Plusieurs manifestants ont été blessés dans une bousculade lorsque, selon l'un des organisateurs du sit-in, Geneviève Bro Grebe, des soldats français ont utilisé des gaz lacrymogènes et des lance-eau pour disperser les manifestants qui menaçaient d'entrer dans le camp, proche de l'aéroport principal.
Bro Grebe, une ancienne ministre des Sports au sein du gouvernement du président Laurent Gbagbo, a indiqué que cent personnes ont été blessées durant la bousculade. « Nous les avons accompagnées à l'hôpital », a-t-elle informé, ajoutant que « même le jeune ministre de la Santé est allé soigner les blessés ».
Des officiels français, cités par les agences de presse, ont fait état de cinquante blessés.
"La manifestation a débuté autour de 8H00 et ils ont tenté de s'introduire dans le camp militaire français. Les forces de sécurité ivoiriennes n'ont pu les contenir, donc nous avons dû intervenir. Nous avons utilisé du gaz lacrymogène pour les disperser », a déclaré le lieutenant-colonel Ange-Antoine Leccia, porte-parole de l'opération française en Côte d'Ivoire, cité par les agences de presse.
D'après des Français et d'autres sources, les manifestants s'en sont également pris à des ressortissants français et à des personnes qu'ils croyaient être françaises.

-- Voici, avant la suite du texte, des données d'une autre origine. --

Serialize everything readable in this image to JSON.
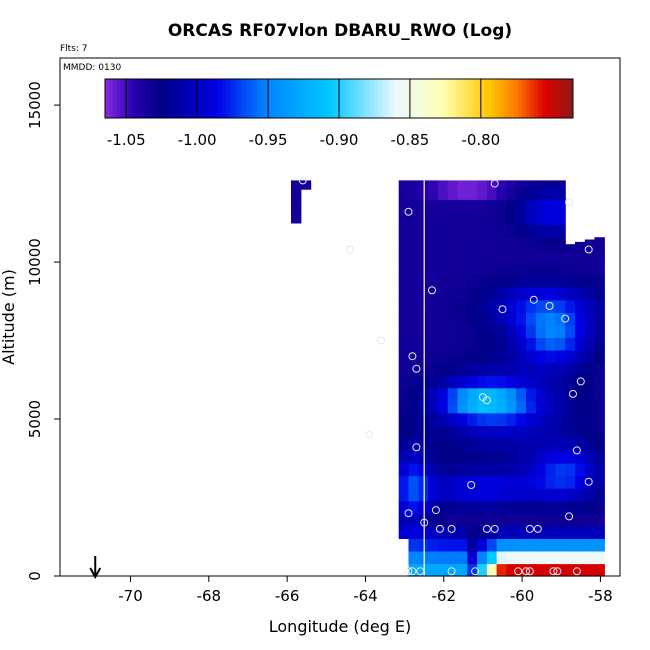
{
  "chart_data": {
    "type": "heatmap",
    "title": "ORCAS RF07vlon DBARU_RWO (Log)",
    "flights_label": "Flts: 7",
    "mmdd_label": "MMDD: 0130",
    "xlabel": "Longitude (deg E)",
    "ylabel": "Altitude (m)",
    "xlim": [
      -71.8,
      -57.5
    ],
    "ylim": [
      0,
      16500
    ],
    "xticks": [
      -70,
      -68,
      -66,
      -64,
      -62,
      -60,
      -58
    ],
    "xtick_labels": [
      "-70",
      "-68",
      "-66",
      "-64",
      "-62",
      "-60",
      "-58"
    ],
    "yticks": [
      0,
      5000,
      10000,
      15000
    ],
    "ytick_labels": [
      "0",
      "5000",
      "10000",
      "15000"
    ],
    "colorbar": {
      "range": [
        -1.065,
        -0.735
      ],
      "ticks": [
        -1.05,
        -1.0,
        -0.95,
        -0.9,
        -0.85,
        -0.8
      ],
      "tick_labels": [
        "-1.05",
        "-1.00",
        "-0.95",
        "-0.90",
        "-0.85",
        "-0.80"
      ],
      "colormap": "purple-blue-cyan-white-yellow-orange-red"
    },
    "grid": {
      "lon_start": -65.9,
      "lon_step": 0.25,
      "alt_step": 400,
      "n_lon": 32,
      "n_alt": 32
    },
    "vertical_line_lon": -62.5,
    "arrow_lon": -70.9,
    "sample_points": [
      {
        "lon": -65.6,
        "alt": 12600
      },
      {
        "lon": -60.7,
        "alt": 12500
      },
      {
        "lon": -58.8,
        "alt": 11900
      },
      {
        "lon": -62.9,
        "alt": 11600
      },
      {
        "lon": -64.4,
        "alt": 10400
      },
      {
        "lon": -58.3,
        "alt": 10400
      },
      {
        "lon": -62.3,
        "alt": 9100
      },
      {
        "lon": -59.7,
        "alt": 8800
      },
      {
        "lon": -59.3,
        "alt": 8600
      },
      {
        "lon": -60.5,
        "alt": 8500
      },
      {
        "lon": -58.9,
        "alt": 8200
      },
      {
        "lon": -63.6,
        "alt": 7500
      },
      {
        "lon": -62.8,
        "alt": 7000
      },
      {
        "lon": -62.7,
        "alt": 6600
      },
      {
        "lon": -58.5,
        "alt": 6200
      },
      {
        "lon": -58.7,
        "alt": 5800
      },
      {
        "lon": -61.0,
        "alt": 5700
      },
      {
        "lon": -60.9,
        "alt": 5600
      },
      {
        "lon": -63.9,
        "alt": 4500
      },
      {
        "lon": -62.7,
        "alt": 4100
      },
      {
        "lon": -58.6,
        "alt": 4000
      },
      {
        "lon": -58.3,
        "alt": 3000
      },
      {
        "lon": -61.3,
        "alt": 2900
      },
      {
        "lon": -62.2,
        "alt": 2100
      },
      {
        "lon": -62.9,
        "alt": 2000
      },
      {
        "lon": -58.8,
        "alt": 1900
      },
      {
        "lon": -62.5,
        "alt": 1700
      },
      {
        "lon": -62.1,
        "alt": 1500
      },
      {
        "lon": -61.8,
        "alt": 1500
      },
      {
        "lon": -60.9,
        "alt": 1500
      },
      {
        "lon": -60.7,
        "alt": 1500
      },
      {
        "lon": -59.8,
        "alt": 1500
      },
      {
        "lon": -59.6,
        "alt": 1500
      },
      {
        "lon": -62.9,
        "alt": 150
      },
      {
        "lon": -62.8,
        "alt": 150
      },
      {
        "lon": -62.6,
        "alt": 150
      },
      {
        "lon": -61.8,
        "alt": 150
      },
      {
        "lon": -61.2,
        "alt": 150
      },
      {
        "lon": -60.1,
        "alt": 150
      },
      {
        "lon": -59.9,
        "alt": 150
      },
      {
        "lon": -59.8,
        "alt": 150
      },
      {
        "lon": -59.2,
        "alt": 150
      },
      {
        "lon": -59.1,
        "alt": 150
      },
      {
        "lon": -58.6,
        "alt": 150
      }
    ],
    "colors": {
      "line": "#ffffff",
      "points": "#e8e8e8",
      "frame": "#000000"
    }
  }
}
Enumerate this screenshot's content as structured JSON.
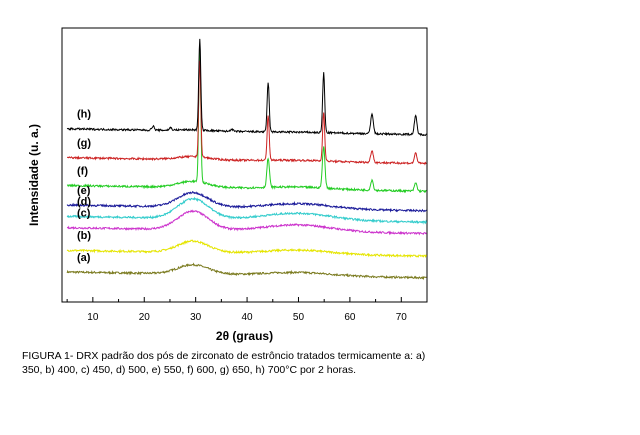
{
  "chart_data": {
    "type": "line",
    "xlabel": "2θ  (graus)",
    "ylabel": "Intensidade (u. a.)",
    "xlim": [
      4,
      75
    ],
    "x_ticks": [
      10,
      20,
      30,
      40,
      50,
      60,
      70
    ],
    "grid": false,
    "series": [
      {
        "name": "(a)",
        "color": "#7a7a1e",
        "baseline": 0.0,
        "hump": 0.45,
        "peaks": []
      },
      {
        "name": "(b)",
        "color": "#e5e500",
        "baseline": 1.05,
        "hump": 0.55,
        "peaks": []
      },
      {
        "name": "(c)",
        "color": "#cc33cc",
        "baseline": 2.15,
        "hump": 0.9,
        "peaks": []
      },
      {
        "name": "(d)",
        "color": "#33cccc",
        "baseline": 2.7,
        "hump": 0.95,
        "peaks": []
      },
      {
        "name": "(e)",
        "color": "#1a1a99",
        "baseline": 3.25,
        "hump": 0.7,
        "peaks": []
      },
      {
        "name": "(f)",
        "color": "#22cc22",
        "baseline": 4.2,
        "hump": 0.3,
        "peaks": [
          {
            "x": 30.8,
            "h": 6.5
          },
          {
            "x": 44.1,
            "h": 1.4
          },
          {
            "x": 54.9,
            "h": 2.0
          },
          {
            "x": 64.3,
            "h": 0.5
          },
          {
            "x": 72.8,
            "h": 0.4
          }
        ]
      },
      {
        "name": "(g)",
        "color": "#cc2222",
        "baseline": 5.55,
        "hump": 0.15,
        "peaks": [
          {
            "x": 30.8,
            "h": 4.7
          },
          {
            "x": 44.1,
            "h": 2.2
          },
          {
            "x": 54.9,
            "h": 2.4
          },
          {
            "x": 64.3,
            "h": 0.6
          },
          {
            "x": 72.8,
            "h": 0.5
          }
        ]
      },
      {
        "name": "(h)",
        "color": "#000000",
        "baseline": 6.95,
        "hump": 0.05,
        "peaks": [
          {
            "x": 21.7,
            "h": 0.2
          },
          {
            "x": 25.1,
            "h": 0.12
          },
          {
            "x": 30.8,
            "h": 4.4
          },
          {
            "x": 37.0,
            "h": 0.12
          },
          {
            "x": 44.1,
            "h": 2.4
          },
          {
            "x": 54.9,
            "h": 2.9
          },
          {
            "x": 64.3,
            "h": 1.0
          },
          {
            "x": 72.8,
            "h": 0.9
          }
        ]
      }
    ]
  },
  "caption": {
    "line1": "FIGURA 1- DRX  padrão dos pós de zirconato de estrôncio tratados termicamente a: a)",
    "line2": "350, b) 400, c) 450, d) 500, e) 550, f) 600, g) 650, h) 700°C por 2 horas."
  }
}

Certains ont été molestés tandis que d'autres ont eu leurs véhicules endommagés. D'autres sources ont indiqué que des manifestants ont installé des barrages le long de la route à l'extérieur du camp, arrêté des voitures et perturbé la circulation entre l'aéroport et la ville.
Des officiels gouvernementaux ont ultérieurement appelé les manifestants à ne pas attaquer les intérêts français mais à exercer leur droit de manifester dans les limites admises.
La manifestation, organisée par l'Union des forces patriotiques (formée d'ONG et de groupes de pression), fait partie d'une série de protestations organisées par des groupes favorables au gouvernement, en réaction contre une insurrection qui dure depuis un mois.
Certains secteurs pro-gouvernementaux accusent les Français d'ambiguïté dans le conflit ivoirien, et ont proclamé que M. Ouattara était derrière l'insurrection qui a éclaté le 19 septembre par ce que le gouvernement a décrit comme une tentative de Coup d'Etat. M. Ouattara avait fui à l'ambassade française mais son domicile a été endommagé par des hommes armés.
Certains manifestants ont insisté pour rester mardi devant la base militaire française, en dépit du fait que les organisateurs leur ont demandé de mettre fin au sit in, selon Bro Grebe.